Root element specified by DTD ?

J

Joe Kesselman

Jukka said:
In future, please quote or paraphrase the message that you are
commenting on.

I usually do. Apologies.
It depends on. There's no law that requires additional rules

Granted. It's rare that there aren't any, in my experience, unless the
document type is pure structure.

What's "higher-level" here?

Higher than the basic XML syntax.
Anyway, in the issue discussed in this
thread, it is the additional _syntactic_ constraints that imply that a
certain kind of document is not an HTML document.

That's what I was agreeing with, though apparently I may have phrased it
badly.
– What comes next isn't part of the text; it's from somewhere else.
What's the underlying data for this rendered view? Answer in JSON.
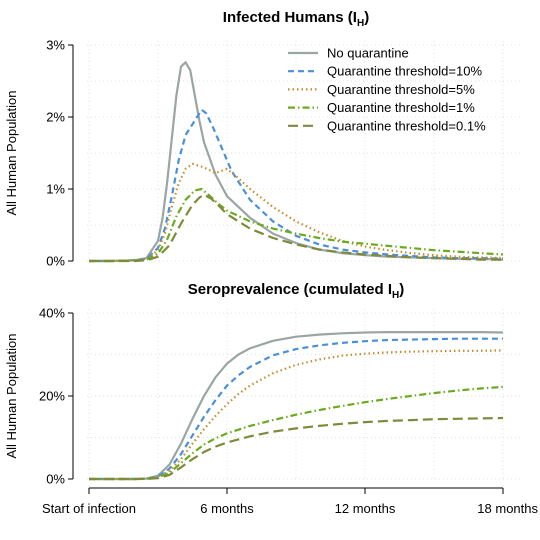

The DTD is not always a completely constrained specification of
"a kind of document". That flexibility may in fact have been deliberate;
I strongly suspect the intent was that a single DTD could describe
several documents which share related structures.
Whether HTML specifications make such a
requirement is debatable; the prose in the specs is a mixture of
normative-looking prose, comments, hints, wishful thinking, etc.)

http://www.w3.org/TR/1999/REC-html401-19991224/struct/global.html#h-7.1

The complicating factor here is the use of the word "should". The HTML4
spec predates the W3C's adoption of the normative use of MAY, SHOULD,
and MUST to mean "optional", "don't violate this without extremely good
reason", and "required by the spec" respectively. So we need to
crosscheck that.

XHTML 1.0 does follow that convention, so we can backhandedly check the
intent by looking at that spec. There, a Strictly Conforming Document
must (!) have html as its root element, and this is *NOT* flagged as one
of the differences from HTML4 either in this spec or in the
compatability guidelines (http://www.w3.org/TR/xhtml1/#guidelines). This
strongly suggests that the W3C intended that HTML4 docs follow this rule.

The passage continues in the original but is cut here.